La naissance de Bush Lady

C’est à cette époque qu’elle compose Bush Lady, une pièce en deux parties, racontant le triste sort des femmes autochtones. La chanson raconte l’histoire d’une femme qui quitte sa communauté à l’invitation d’un homme blanc qui profite de sa naïveté.
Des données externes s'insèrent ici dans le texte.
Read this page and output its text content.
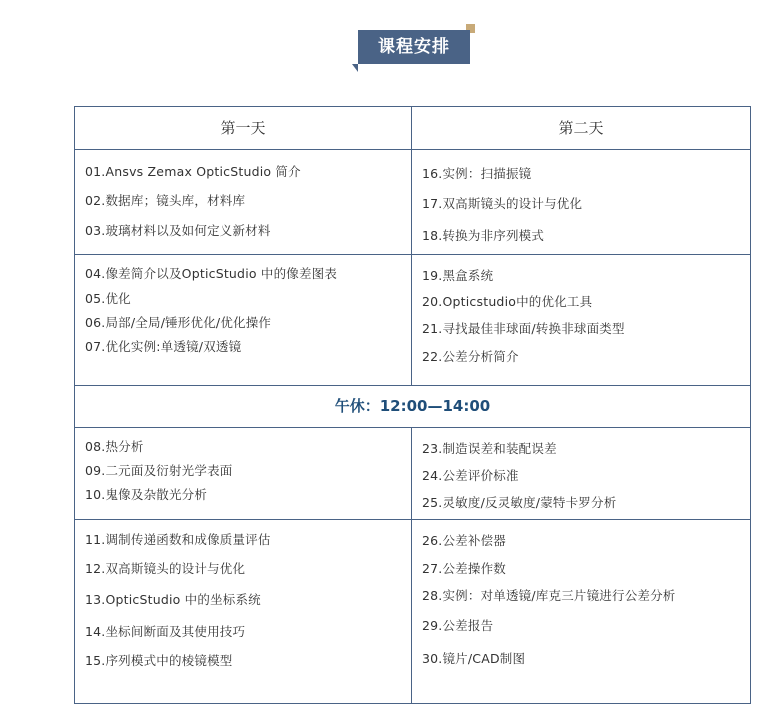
课程安排
第一天	第二天
01.Ansvs Zemax OpticStudio 简介
02.数据库；镜头库，材料库
03.玻璃材料以及如何定义新材料
16.实例：扫描振镜
17.双高斯镜头的设计与优化
18.转换为非序列模式
04.像差简介以及OpticStudio 中的像差图表
05.优化
06.局部/全局/锤形优化/优化操作
07.优化实例:单透镜/双透镜
19.黑盒系统
20.Opticstudio中的优化工具
21.寻找最佳非球面/转换非球面类型
22.公差分析简介
午休：12:00—14:00
08.热分析
09.二元面及衍射光学表面
10.鬼像及杂散光分析
23.制造误差和装配误差
24.公差评价标准
25.灵敏度/反灵敏度/蒙特卡罗分析
11.调制传递函数和成像质量评估
12.双高斯镜头的设计与优化
13.OpticStudio 中的坐标系统
14.坐标间断面及其使用技巧
15.序列模式中的棱镜模型
26.公差补偿器
27.公差操作数
28.实例：对单透镜/库克三片镜进行公差分析
29.公差报告
30.镜片/CAD制图
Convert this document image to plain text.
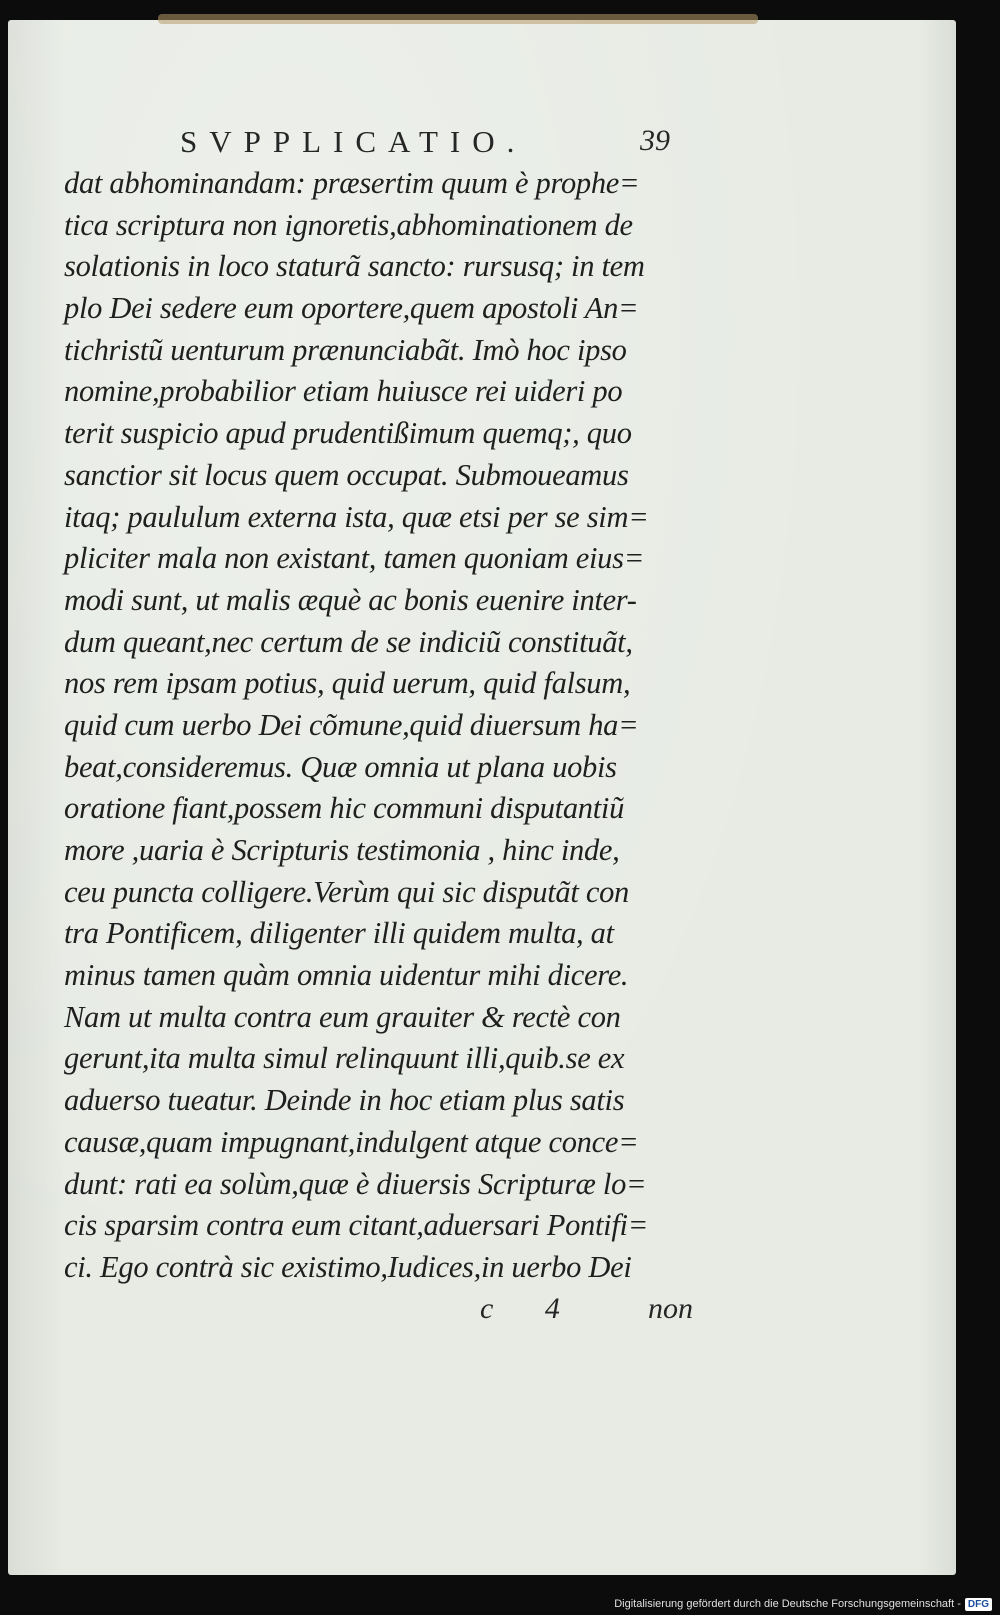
SVPPLICATIO.	39
dat abhominandam: præsertim quum è prophe=
tica scriptura non ignoretis,abhominationem de
solationis in loco staturã sancto: rursusq; in tem
plo Dei sedere eum oportere,quem apostoli An=
tichristũ uenturum prænunciabãt. Imò hoc ipso
nomine,probabilior etiam huiusce rei uideri po
terit suspicio apud prudentißimum quemq;, quo
sanctior sit locus quem occupat. Submoueamus
itaq; paululum externa ista, quæ etsi per se sim=
pliciter mala non existant, tamen quoniam eius=
modi sunt, ut malis æquè ac bonis euenire inter-
dum queant,nec certum de se indiciũ constituãt,
nos rem ipsam potius, quid uerum, quid falsum,
quid cum uerbo Dei cõmune,quid diuersum ha=
beat,consideremus. Quæ omnia ut plana uobis
oratione fiant,possem hic communi disputantiũ
more ,uaria è Scripturis testimonia , hinc inde,
ceu puncta colligere.Verùm qui sic disputãt con
tra Pontificem, diligenter illi quidem multa, at
minus tamen quàm omnia uidentur mihi dicere.
Nam ut multa contra eum grauiter & rectè con
gerunt,ita multa simul relinquunt illi,quib.se ex
aduerso tueatur. Deinde in hoc etiam plus satis
causæ,quam impugnant,indulgent atque conce=
dunt: rati ea solùm,quæ è diuersis Scripturæ lo=
cis sparsim contra eum citant,aduersari Pontifi=
ci. Ego contrà sic existimo,Iudices,in uerbo Dei
c 4 non
Digitalisierung gefördert durch die Deutsche Forschungsgemeinschaft - DFG
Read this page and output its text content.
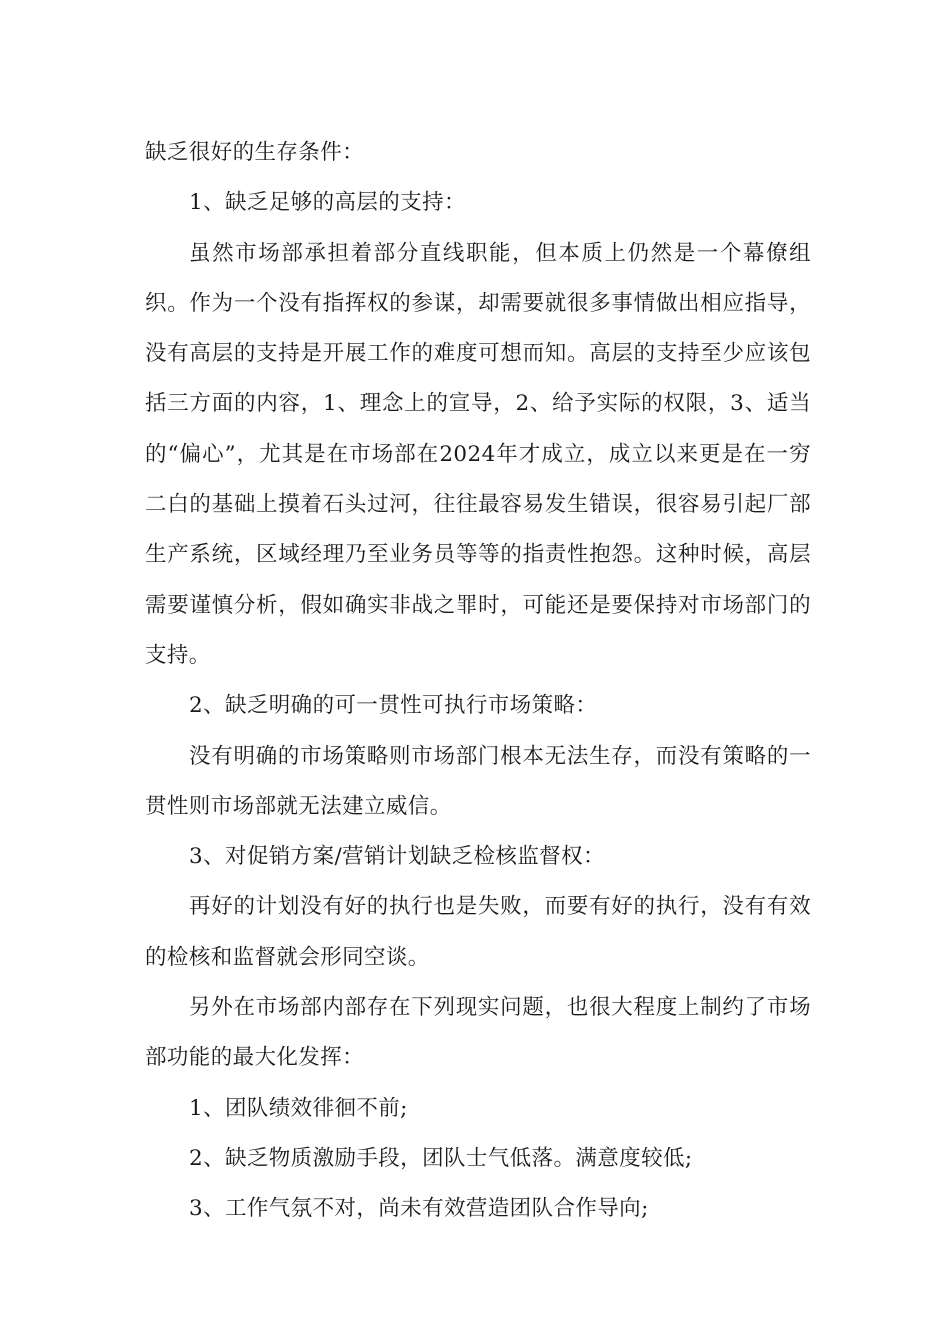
缺乏很好的生存条件：

1、缺乏足够的高层的支持：

虽然市场部承担着部分直线职能，但本质上仍然是一个幕僚组织。作为一个没有指挥权的参谋，却需要就很多事情做出相应指导，没有高层的支持是开展工作的难度可想而知。高层的支持至少应该包括三方面的内容，1、理念上的宣导，2、给予实际的权限，3、适当的“偏心”，尤其是在市场部在2024年才成立，成立以来更是在一穷二白的基础上摸着石头过河，往往最容易发生错误，很容易引起厂部生产系统，区域经理乃至业务员等等的指责性抱怨。这种时候，高层需要谨慎分析，假如确实非战之罪时，可能还是要保持对市场部门的支持。

2、缺乏明确的可一贯性可执行市场策略：

没有明确的市场策略则市场部门根本无法生存，而没有策略的一贯性则市场部就无法建立威信。

3、对促销方案/营销计划缺乏检核监督权：

再好的计划没有好的执行也是失败，而要有好的执行，没有有效的检核和监督就会形同空谈。

另外在市场部内部存在下列现实问题，也很大程度上制约了市场部功能的最大化发挥：

1、团队绩效徘徊不前;

2、缺乏物质激励手段，团队士气低落。满意度较低;

3、工作气氛不对，尚未有效营造团队合作导向;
Violence, tristesse, misère... Elle finit par se retrouver à la rue.

Le texte puissant se révèle au son d’un tambour appuyé et d’un violon triste.

« Hey bush lady / regarde-la / n'est-elle pas belle? / Ouais! / Elle est ma femme / Elle est toute à moi », chante-t-elle en première partie. « Bush lady, vous voulez faire l'amour? »

Et prend rapidement une autre tournure.

« Hey bush lady, vous avez un gros ventre / Rentrez chez vous / Retournez chez votre peuple. » « Hey, tu as entendu? / Cette bush lady / Et bien, elle a un bébé blond, tu sais. »

« Pas de place / pour un bébé blond. » « Hey dame blanche / prends soin de mon bébé. »

Bush Lady raconte une histoire qui se répète, celle des femmes autochtones violentées ou assassinées, raconte Alanis Obomsawin. « C’est ça qui est triste parce que, après toutes ces années-là, c’est la même histoire qui existe », ajoute-t-elle, en insistant sur le fait qu’il y a encore beaucoup de travail à faire.

Aujourd’hui, est-ce que la réalité est plus facile pour les Autochtones?

« Tout dépend où vous vivez », précise-t-elle ajoutant qu’il y a encore « beaucoup de racisme dans bien des endroits, surtout au niveau éducationnel ». Elle admet qu’il y a de grands changements, ce qu’elle apprécie, « mais il y a encore beaucoup de travail à faire. »

La chanteuse folk des débuts bifurque vers le documentaire pour se faire entendre. Depuis 1967, elle a réalisé 51 œuvres cinématographiques avec l’Office national du film (ONF), des films qui traitent des revendications politiques et sociales des Autochtones, qui lui ont valu au fil des années de nombreux doctorats honorifiques et distinctions. Elle est membre de l’Ordre du Canada depuis 1983.

Son 52e documentaire, dont le titre de travail est Jordan’s Principle, sortira en 2019.

La renaissance de Bush Lady

Entre-temps, Mme Obomsawin remonte sur scène au Canada, une première fois en 30 ans.

Elle interprétera toutes les pièces de son album Bush Lady au Monument-National à l’invitation du festival Pop Montréal vendredi, pour une seule soirée.

« Je me dis "est-ce que j’ai une voix?" … c’est pas facile! », s’inquiète celle qui était pourtant sur scène pas plus tard qu’en novembre dernier dans le cadre du festival Guess Who? À Utrecht, en Hollande.

« Si je ne meurs pas, je vais être chanceuse », conclut-elle dans un grand éclat de rire.